Here’s another installment of excerpts from the presentation I did for my leadership team on the life of Ernest Shackleton.
One of the reasons I think Shackleton is one of the greatest leaders who ever lived because he knew how to build a good team. He was a good chooser who had an eye for talent and giftedness and he proved that he could build a team that could survive almost anything. Each of the twenty-eight-man Endurance team was picked to do a specific job and each man on the team did his job well, so each man on Shackleton’s team survived for two years in the frozen wilderness of Antarctica, when all seemed lost.
In 1914, Shackleton began his mission by picking his team, which was made all the more difficult because everyone wanted to work with him. One historian noted, “When Shackleton announced his plans to return to the Antarctic in a letter to The Times in London on December 29, 1913, he was deluged with requests. Nearly five thousand hopefuls sent applications.” Shackleton needed only about thirty men, so he began to pick his team, which he did carefully, because the mission was dangerous and the success of his mission depended on a good team.
Shackleton described the task of putting together an ideal team like this:
The men selected must be qualified for the work, and they must also have the special qualifications required to meet polar conditions. They must be able to live together in harmony for a long period of time without outside communication, and it must be remembered that the men whose desire lead them to the untrodden paths of the world have generally marked individuality. It was no easy matter for me to select the staff.
An historian commenting on this mission pointed out, “There were no passengers on board the Endurance,” so when the Endurance became stuck in the ice on January 18, 1915 (where it stayed until eventually being crushed by the ice nine months later on November 21), and the men began a long fight for survival, every person did what they were chosen to do, so all twenty-eight men survived.
Leaders now study the life of Ernest Shackleton to learn how to survive in a crisis and they find that—even though his mission failed—every man survived against impossible odds, because Shackleton picked a good team and made sure that each member of that team understood his role.
Shackleton’s Way of Selecting and Organizing a Crew:
1) Start with a solid crew of workers you know from past jobs or who come recommended by trusted colleagues.
2) Your Number Two is your most important hire. Pick one who complements your management style, shows loyalty without being a yes-man, and has a talent for working with others.
3) Hire those who share your vision.
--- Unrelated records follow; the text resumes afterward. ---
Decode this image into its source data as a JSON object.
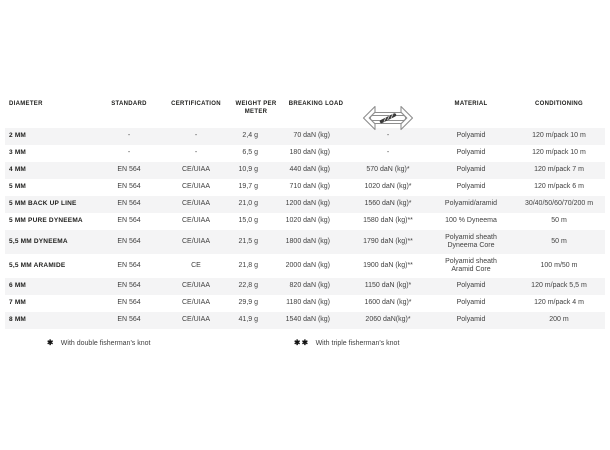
{
  "colors": {
    "background": "#ffffff",
    "row_stripe": "#f4f4f5",
    "text_primary": "#1d1d1b",
    "text_secondary": "#3f3f3f"
  },
  "table": {
    "columns": [
      {
        "key": "diameter",
        "label": "DIAMETER"
      },
      {
        "key": "standard",
        "label": "STANDARD"
      },
      {
        "key": "certification",
        "label": "CERTIFICATION"
      },
      {
        "key": "weight_per_meter",
        "label": "WEIGHT PER METER"
      },
      {
        "key": "breaking_load",
        "label": "BREAKING LOAD"
      },
      {
        "key": "breaking_load_with_knot",
        "label": "",
        "icon": "rope-loop-tension-icon"
      },
      {
        "key": "material",
        "label": "MATERIAL"
      },
      {
        "key": "conditioning",
        "label": "CONDITIONING"
      }
    ],
    "rows": [
      {
        "cells": [
          "2 MM",
          "-",
          "-",
          "2,4 g",
          "70 daN (kg)",
          "-",
          "Polyamid",
          "120 m/pack 10 m"
        ]
      },
      {
        "cells": [
          "3 MM",
          "-",
          "-",
          "6,5 g",
          "180 daN (kg)",
          "-",
          "Polyamid",
          "120 m/pack 10 m"
        ]
      },
      {
        "cells": [
          "4 MM",
          "EN 564",
          "CE/UIAA",
          "10,9 g",
          "440 daN (kg)",
          "570 daN (kg)*",
          "Polyamid",
          "120 m/pack 7 m"
        ]
      },
      {
        "cells": [
          "5 MM",
          "EN 564",
          "CE/UIAA",
          "19,7 g",
          "710 daN (kg)",
          "1020 daN (kg)*",
          "Polyamid",
          "120 m/pack 6 m"
        ]
      },
      {
        "cells": [
          "5 MM BACK UP LINE",
          "EN 564",
          "CE/UIAA",
          "21,0 g",
          "1200 daN (kg)",
          "1560 daN (kg)*",
          "Polyamid/aramid",
          "30/40/50/60/70/200 m"
        ]
      },
      {
        "cells": [
          "5 MM PURE DYNEEMA",
          "EN 564",
          "CE/UIAA",
          "15,0 g",
          "1020 daN (kg)",
          "1580 daN (kg)**",
          "100 % Dyneema",
          "50 m"
        ]
      },
      {
        "cells": [
          "5,5 MM DYNEEMA",
          "EN 564",
          "CE/UIAA",
          "21,5 g",
          "1800 daN (kg)",
          "1790 daN (kg)**",
          "Polyamid sheath\nDyneema Core",
          "50 m"
        ]
      },
      {
        "cells": [
          "5,5 MM ARAMIDE",
          "EN 564",
          "CE",
          "21,8 g",
          "2000 daN (kg)",
          "1900 daN (kg)**",
          "Polyamid sheath\nAramid Core",
          "100 m/50 m"
        ]
      },
      {
        "cells": [
          "6 MM",
          "EN 564",
          "CE/UIAA",
          "22,8 g",
          "820 daN (kg)",
          "1150 daN (kg)*",
          "Polyamid",
          "120 m/pack 5,5 m"
        ]
      },
      {
        "cells": [
          "7 MM",
          "EN 564",
          "CE/UIAA",
          "29,9 g",
          "1180 daN (kg)",
          "1600 daN (kg)*",
          "Polyamid",
          "120 m/pack 4 m"
        ]
      },
      {
        "cells": [
          "8 MM",
          "EN 564",
          "CE/UIAA",
          "41,9 g",
          "1540 daN (kg)",
          "2060 daN(kg)*",
          "Polyamid",
          "200 m"
        ]
      }
    ]
  },
  "footnotes": [
    {
      "marker": "✱",
      "text": "With double fisherman's knot"
    },
    {
      "marker": "✱✱",
      "text": "With triple fisherman's knot"
    }
  ]
}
Someone who clashes with your personality or the corporate culture will hinder your work.
4) Fire quickly when it is clear you made a wrong recruiting decision even if it means legal action.
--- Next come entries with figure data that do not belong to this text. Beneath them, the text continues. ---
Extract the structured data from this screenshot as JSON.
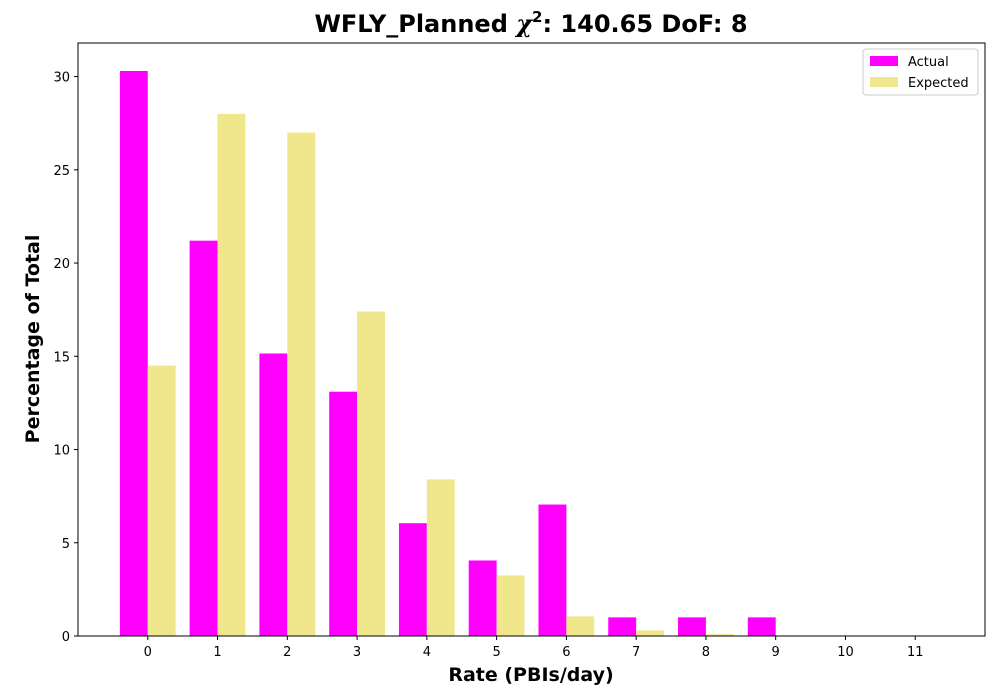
{
  "chart_data": {
    "type": "bar",
    "title_main": "WFLY_Planned ",
    "title_chi": "χ",
    "title_sup": "2",
    "title_rest": ": 140.65 DoF: 8",
    "xlabel": "Rate (PBIs/day)",
    "ylabel": "Percentage of Total",
    "categories": [
      "0",
      "1",
      "2",
      "3",
      "4",
      "5",
      "6",
      "7",
      "8",
      "9",
      "10",
      "11"
    ],
    "series": [
      {
        "name": "Actual",
        "color": "#ff00ff",
        "values": [
          30.3,
          21.2,
          15.15,
          13.1,
          6.05,
          4.05,
          7.05,
          1.0,
          1.0,
          1.0,
          0,
          0
        ]
      },
      {
        "name": "Expected",
        "color": "#f0e68c",
        "values": [
          14.5,
          28.0,
          27.0,
          17.4,
          8.4,
          3.25,
          1.05,
          0.3,
          0.1,
          0.03,
          0,
          0
        ]
      }
    ],
    "yticks": [
      "0",
      "5",
      "10",
      "15",
      "20",
      "25",
      "30"
    ],
    "ylim": [
      0,
      31.8
    ],
    "xlim": [
      -1,
      12
    ],
    "grid": false,
    "legend_position": "top-right"
  }
}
5) Weed out potential slackers or people who are not prepared to do mundane or unpopular jobs.
6) Be a creative, unconventional interviewer if you seek creative, unconventional people. Go deeper than job experience and expertise. Ask questions that reveal a candidates personality, values, and perspective on work and life.
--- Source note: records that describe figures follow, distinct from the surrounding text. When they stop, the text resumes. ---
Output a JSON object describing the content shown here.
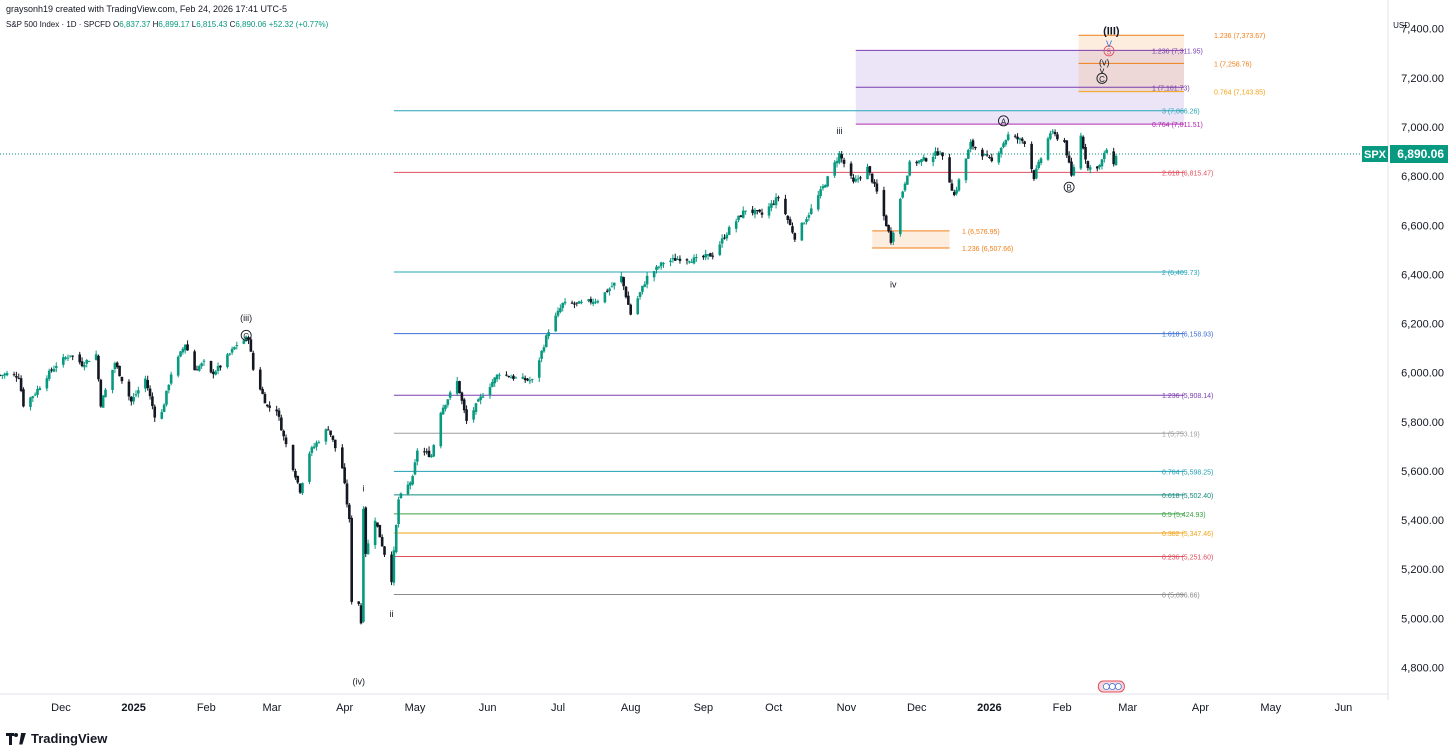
{
  "header": {
    "caption": "graysonh19 created with TradingView.com, Feb 24, 2026 17:41 UTC-5",
    "symbol_line": "S&P 500 Index · 1D · SPCFD",
    "ohlc": [
      {
        "k": "O",
        "v": "6,837.37"
      },
      {
        "k": "H",
        "v": "6,899.17"
      },
      {
        "k": "L",
        "v": "6,815.43"
      },
      {
        "k": "C",
        "v": "6,890.06"
      }
    ],
    "change": "+52.32 (+0.77%)",
    "currency": "USD"
  },
  "price_tag": {
    "symbol": "SPX",
    "value": "6,890.06",
    "price": 6890.06,
    "color": "#089981"
  },
  "colors": {
    "up": "#089981",
    "down": "#131722",
    "grid_text": "#131722"
  },
  "footer": {
    "brand": "TradingView"
  },
  "chart_data": {
    "type": "candlestick",
    "title": "S&P 500 Index · 1D · SPCFD",
    "ylim": [
      4700,
      7460
    ],
    "y_ticks": [
      "4,800.00",
      "5,000.00",
      "5,200.00",
      "5,400.00",
      "5,600.00",
      "5,800.00",
      "6,000.00",
      "6,200.00",
      "6,400.00",
      "6,600.00",
      "6,800.00",
      "7,000.00",
      "7,200.00",
      "7,400.00"
    ],
    "y_tick_values": [
      4800,
      5000,
      5200,
      5400,
      5600,
      5800,
      6000,
      6200,
      6400,
      6600,
      6800,
      7000,
      7200,
      7400
    ],
    "x_ticks": [
      "Dec",
      "2025",
      "Feb",
      "Mar",
      "Apr",
      "May",
      "Jun",
      "Jul",
      "Aug",
      "Sep",
      "Oct",
      "Nov",
      "Dec",
      "2026",
      "Feb",
      "Mar",
      "Apr",
      "May",
      "Jun"
    ],
    "x_tick_dates": [
      "2024-12-01",
      "2025-01-01",
      "2025-02-01",
      "2025-03-01",
      "2025-04-01",
      "2025-05-01",
      "2025-06-01",
      "2025-07-01",
      "2025-08-01",
      "2025-09-01",
      "2025-10-01",
      "2025-11-01",
      "2025-12-01",
      "2026-01-01",
      "2026-02-01",
      "2026-03-01",
      "2026-04-01",
      "2026-05-01",
      "2026-06-01"
    ],
    "x_range": [
      "2024-11-05",
      "2026-06-20"
    ],
    "close_path": [
      [
        "2024-11-05",
        5990
      ],
      [
        "2024-11-08",
        5995
      ],
      [
        "2024-11-13",
        5985
      ],
      [
        "2024-11-15",
        5870
      ],
      [
        "2024-11-20",
        5917
      ],
      [
        "2024-11-25",
        5987
      ],
      [
        "2024-11-29",
        6032
      ],
      [
        "2024-12-05",
        6075
      ],
      [
        "2024-12-10",
        6035
      ],
      [
        "2024-12-16",
        6074
      ],
      [
        "2024-12-18",
        5872
      ],
      [
        "2024-12-24",
        6040
      ],
      [
        "2024-12-31",
        5882
      ],
      [
        "2025-01-06",
        5975
      ],
      [
        "2025-01-10",
        5827
      ],
      [
        "2025-01-13",
        5836
      ],
      [
        "2025-01-17",
        5997
      ],
      [
        "2025-01-23",
        6118
      ],
      [
        "2025-01-27",
        6012
      ],
      [
        "2025-01-31",
        6040
      ],
      [
        "2025-02-03",
        5994
      ],
      [
        "2025-02-07",
        6026
      ],
      [
        "2025-02-14",
        6115
      ],
      [
        "2025-02-19",
        6144
      ],
      [
        "2025-02-21",
        6013
      ],
      [
        "2025-02-27",
        5861
      ],
      [
        "2025-03-03",
        5850
      ],
      [
        "2025-03-06",
        5738
      ],
      [
        "2025-03-10",
        5614
      ],
      [
        "2025-03-13",
        5521
      ],
      [
        "2025-03-17",
        5675
      ],
      [
        "2025-03-25",
        5776
      ],
      [
        "2025-03-31",
        5612
      ],
      [
        "2025-04-03",
        5396
      ],
      [
        "2025-04-04",
        5074
      ],
      [
        "2025-04-07",
        5062
      ],
      [
        "2025-04-08",
        4982
      ],
      [
        "2025-04-09",
        5456
      ],
      [
        "2025-04-10",
        5268
      ],
      [
        "2025-04-14",
        5405
      ],
      [
        "2025-04-21",
        5158
      ],
      [
        "2025-04-24",
        5484
      ],
      [
        "2025-04-30",
        5569
      ],
      [
        "2025-05-02",
        5686
      ],
      [
        "2025-05-08",
        5663
      ],
      [
        "2025-05-12",
        5844
      ],
      [
        "2025-05-19",
        5963
      ],
      [
        "2025-05-23",
        5802
      ],
      [
        "2025-05-30",
        5912
      ],
      [
        "2025-06-06",
        6000
      ],
      [
        "2025-06-13",
        5977
      ],
      [
        "2025-06-20",
        5967
      ],
      [
        "2025-06-27",
        6173
      ],
      [
        "2025-07-03",
        6279
      ],
      [
        "2025-07-10",
        6280
      ],
      [
        "2025-07-18",
        6297
      ],
      [
        "2025-07-28",
        6389
      ],
      [
        "2025-08-01",
        6238
      ],
      [
        "2025-08-08",
        6389
      ],
      [
        "2025-08-15",
        6449
      ],
      [
        "2025-08-22",
        6466
      ],
      [
        "2025-08-29",
        6460
      ],
      [
        "2025-09-05",
        6481
      ],
      [
        "2025-09-12",
        6584
      ],
      [
        "2025-09-19",
        6664
      ],
      [
        "2025-09-26",
        6643
      ],
      [
        "2025-10-03",
        6715
      ],
      [
        "2025-10-10",
        6552
      ],
      [
        "2025-10-17",
        6664
      ],
      [
        "2025-10-24",
        6791
      ],
      [
        "2025-10-29",
        6890
      ],
      [
        "2025-11-04",
        6771
      ],
      [
        "2025-11-10",
        6832
      ],
      [
        "2025-11-14",
        6734
      ],
      [
        "2025-11-20",
        6538
      ],
      [
        "2025-11-24",
        6705
      ],
      [
        "2025-11-28",
        6849
      ],
      [
        "2025-12-05",
        6870
      ],
      [
        "2025-12-11",
        6901
      ],
      [
        "2025-12-17",
        6721
      ],
      [
        "2025-12-24",
        6932
      ],
      [
        "2026-01-02",
        6858
      ],
      [
        "2026-01-09",
        6966
      ],
      [
        "2026-01-16",
        6940
      ],
      [
        "2026-01-20",
        6796
      ],
      [
        "2026-01-27",
        6978
      ],
      [
        "2026-02-02",
        6939
      ],
      [
        "2026-02-05",
        6798
      ],
      [
        "2026-02-09",
        6964
      ],
      [
        "2026-02-12",
        6832
      ],
      [
        "2026-02-17",
        6843
      ],
      [
        "2026-02-20",
        6909
      ],
      [
        "2026-02-23",
        6838
      ],
      [
        "2026-02-24",
        6890
      ]
    ],
    "levels": [
      {
        "label": "3 (7,066.26)",
        "price": 7066.26,
        "color": "#26a6b8",
        "start": "2025-04-22",
        "end": "2026-03-25"
      },
      {
        "label": "2.618 (6,815.47)",
        "price": 6815.47,
        "color": "#e0505e",
        "start": "2025-04-22",
        "end": "2026-03-25"
      },
      {
        "label": "2 (6,409.73)",
        "price": 6409.73,
        "color": "#26a6b8",
        "start": "2025-04-22",
        "end": "2026-03-25"
      },
      {
        "label": "1.618 (6,158.93)",
        "price": 6158.93,
        "color": "#3d6fd6",
        "start": "2025-04-22",
        "end": "2026-03-25"
      },
      {
        "label": "1.236 (5,908.14)",
        "price": 5908.14,
        "color": "#7b3fb0",
        "start": "2025-04-22",
        "end": "2026-03-25"
      },
      {
        "label": "1 (5,753.19)",
        "price": 5753.19,
        "color": "#9e9e9e",
        "start": "2025-04-22",
        "end": "2026-03-25"
      },
      {
        "label": "0.764 (5,598.25)",
        "price": 5598.25,
        "color": "#1f9fb3",
        "start": "2025-04-22",
        "end": "2026-03-25"
      },
      {
        "label": "0.618 (5,502.40)",
        "price": 5502.4,
        "color": "#138a7e",
        "start": "2025-04-22",
        "end": "2026-03-25"
      },
      {
        "label": "0.5 (5,424.93)",
        "price": 5424.93,
        "color": "#3aa043",
        "start": "2025-04-22",
        "end": "2026-03-25"
      },
      {
        "label": "0.382 (5,347.46)",
        "price": 5347.46,
        "color": "#f2a417",
        "start": "2025-04-22",
        "end": "2026-03-25"
      },
      {
        "label": "0.236 (5,251.60)",
        "price": 5251.6,
        "color": "#e0505e",
        "start": "2025-04-22",
        "end": "2026-03-25"
      },
      {
        "label": "0 (5,096.66)",
        "price": 5096.66,
        "color": "#8a8a8a",
        "start": "2025-04-22",
        "end": "2026-03-25"
      },
      {
        "label": "0.764 (7,011.51)",
        "price": 7011.51,
        "color": "#b02ab0",
        "start": "2025-11-05",
        "end": "2026-03-25"
      },
      {
        "label": "1 (7,161.73)",
        "price": 7161.73,
        "color": "#7b3fb0",
        "start": "2025-11-05",
        "end": "2026-03-25"
      },
      {
        "label": "1.236 (7,311.95)",
        "price": 7311.95,
        "color": "#7b3fb0",
        "start": "2025-11-05",
        "end": "2026-03-25"
      },
      {
        "label": "1.236 (7,373.67)",
        "price": 7373.67,
        "color": "#f07f17",
        "start": "2026-02-08",
        "end": "2026-03-25"
      },
      {
        "label": "1 (7,258.76)",
        "price": 7258.76,
        "color": "#f07f17",
        "start": "2026-02-08",
        "end": "2026-03-25"
      },
      {
        "label": "0.764 (7,143.85)",
        "price": 7143.85,
        "color": "#f2a417",
        "start": "2026-02-08",
        "end": "2026-03-25"
      },
      {
        "label": "1 (6,576.95)",
        "price": 6576.95,
        "color": "#f07f17",
        "start": "2025-11-12",
        "end": "2025-12-15"
      },
      {
        "label": "1.236 (6,507.66)",
        "price": 6507.66,
        "color": "#f07f17",
        "start": "2025-11-12",
        "end": "2025-12-15"
      }
    ],
    "zones": [
      {
        "top": 7311.95,
        "bottom": 7011.51,
        "start": "2025-11-05",
        "end": "2026-03-25",
        "color": "#9b7fd9"
      },
      {
        "top": 7373.67,
        "bottom": 7143.85,
        "start": "2026-02-08",
        "end": "2026-03-25",
        "color": "#f7a35c"
      },
      {
        "top": 6576.95,
        "bottom": 6507.66,
        "start": "2025-11-12",
        "end": "2025-12-15",
        "color": "#f7a35c"
      }
    ],
    "wave_labels": [
      {
        "text": "(iii)",
        "date": "2025-02-18",
        "price": 6225,
        "circled": false
      },
      {
        "text": "C",
        "date": "2025-02-18",
        "price": 6152,
        "circled": true
      },
      {
        "text": "i",
        "date": "2025-04-09",
        "price": 5530,
        "circled": false
      },
      {
        "text": "ii",
        "date": "2025-04-21",
        "price": 5020,
        "circled": false
      },
      {
        "text": "(iv)",
        "date": "2025-04-07",
        "price": 4745,
        "circled": false
      },
      {
        "text": "iii",
        "date": "2025-10-29",
        "price": 6985,
        "circled": false
      },
      {
        "text": "iv",
        "date": "2025-11-21",
        "price": 6360,
        "circled": false
      },
      {
        "text": "A",
        "date": "2026-01-07",
        "price": 7025,
        "circled": true
      },
      {
        "text": "B",
        "date": "2026-02-04",
        "price": 6755,
        "circled": true
      },
      {
        "text": "C",
        "date": "2026-02-18",
        "price": 7198,
        "circled": true
      },
      {
        "text": "v",
        "date": "2026-02-18",
        "price": 7232,
        "circled": false
      },
      {
        "text": "(v)",
        "date": "2026-02-19",
        "price": 7264,
        "circled": false
      },
      {
        "text": "5",
        "date": "2026-02-21",
        "price": 7310,
        "circled": true
      },
      {
        "text": "V",
        "date": "2026-02-21",
        "price": 7340,
        "circled": false
      },
      {
        "text": "(III)",
        "date": "2026-02-22",
        "price": 7390,
        "circled": false
      }
    ]
  }
}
7) Don’t stick doggedly to your list of questions; rely on your intuition as well.
8) Surround yourself with cheerful, optimistic people. They will reward you with the loyalty and camaraderie vital for success. Also, they will stick by you when times get tough.
9) Applicants hungriest for the job are apt to work hardest to keep it.
10) Hire those with the talents and expertise you lack. Don’t feel threatened by them. They will help you stay on the cutting edge and bring distinction to your organization.
11) Spell out clearly to new employees the exact duties and requirements of their jobs, and how they will be compensated. Many failed work relationships start with a lack of communication.
12) To help your staff do top-notch work, give them the best equipment you can afford. Working with outdated, unreliable tools creates an unnecessary burden.